The other gamble was over-using three-stooges humor. The repeating scenes of both men farting after a big meal is at first funny. It gets tiring when the gag is repeated over and over again. There are other similar examples where that kind of humor is over-used.

The director did use black and white and close shots effectively. Eggers was able to create this claustrophobic environment that we could all feel and be part of. It never felt so good to get back into the warm daylight to breathe the fresh air once again.

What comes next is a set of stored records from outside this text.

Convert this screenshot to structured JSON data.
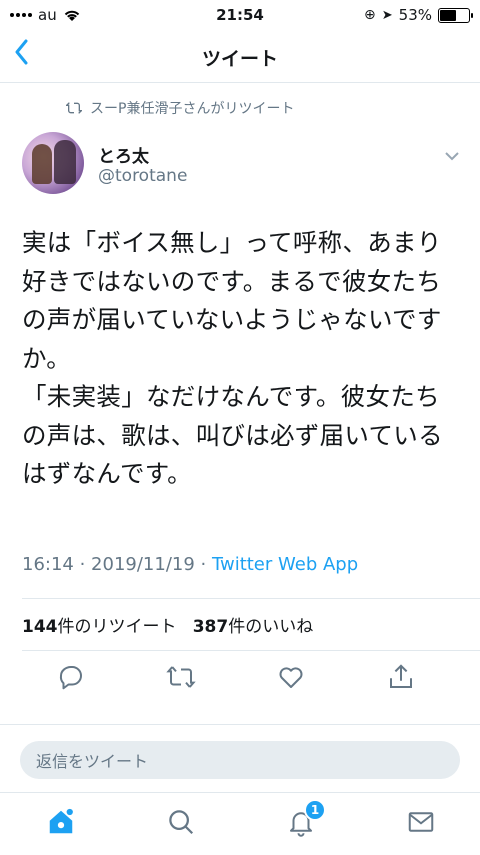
{
  "status_bar": {
    "carrier": "au",
    "time": "21:54",
    "battery": "53%",
    "battery_level": 0.53
  },
  "nav": {
    "title": "ツイート"
  },
  "tweet": {
    "retweeted_by": "スーP兼任滑子さんがリツイート",
    "author_name": "とろ太",
    "author_handle": "@torotane",
    "text": "実は「ボイス無し」って呼称、あまり好きではないのです。まるで彼女たちの声が届いていないようじゃないですか。\n「未実装」なだけなんです。彼女たちの声は、歌は、叫びは必ず届いているはずなんです。",
    "timestamp": "16:14 · 2019/11/19 · ",
    "source": "Twitter Web App",
    "retweet_count": "144",
    "retweet_label": "件のリツイート",
    "like_count": "387",
    "like_label": "件のいいね"
  },
  "reply": {
    "placeholder": "返信をツイート"
  },
  "tabs": {
    "notifications_badge": "1"
  },
  "colors": {
    "accent": "#1da1f2",
    "secondary_text": "#657786",
    "divider": "#e1e8ed"
  }
}
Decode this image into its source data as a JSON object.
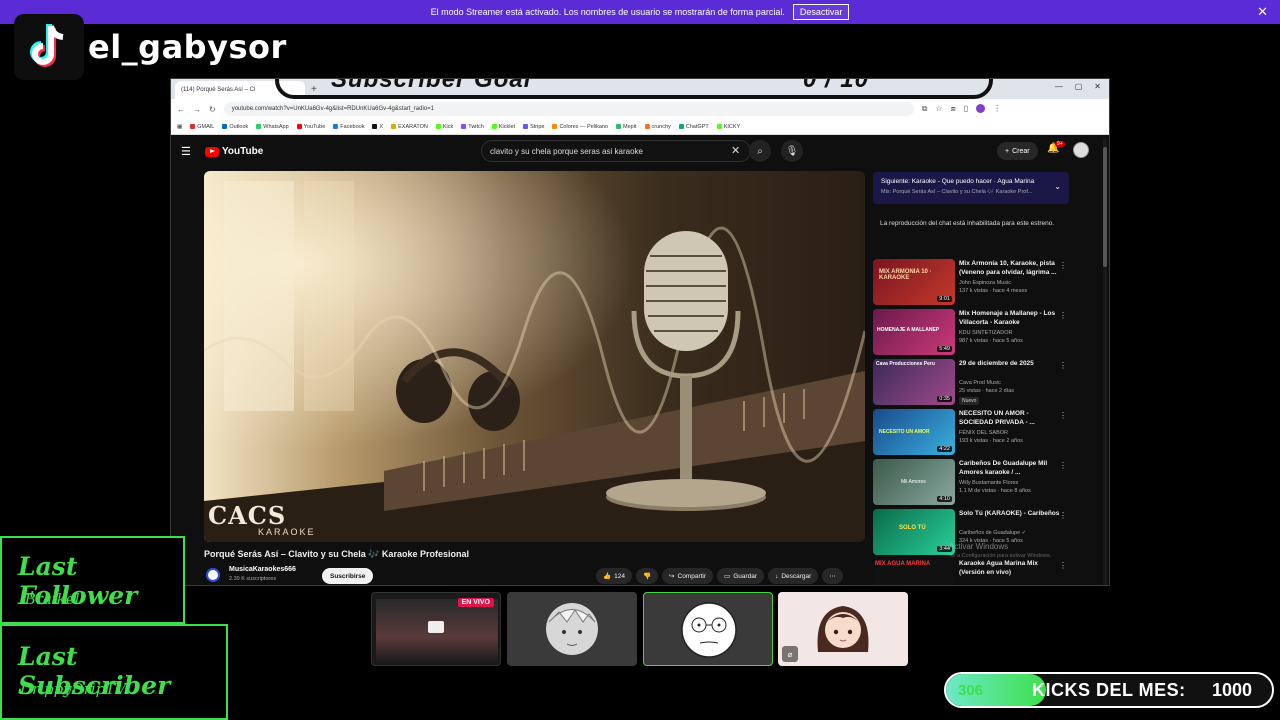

This film is receiving two ratings — one for production value; the other rating for whether audiences will connect to the story.

My rating for production value is 4.5 out of 5.

My rating for likeability is 2 out of 5.

 Even with great production values, if the audience can’t connect to the story, then the film is a masterful piece of story-telling that doesn’t work.

Cast: Willem Dafoe, Robert Pattinson, Valeiria Karaman

Director: Robert Eggers

Producers: Rodrigo Teixeira, Jay Van Hoy, Robert Eggers, Lourenco Sant’Anna, Youree Henley

Released by: A24

Running time: 110 minutes

Gail Pischak is a second-semester film student that hopes to make short docs one day. Her hobby is movies, movies, movies.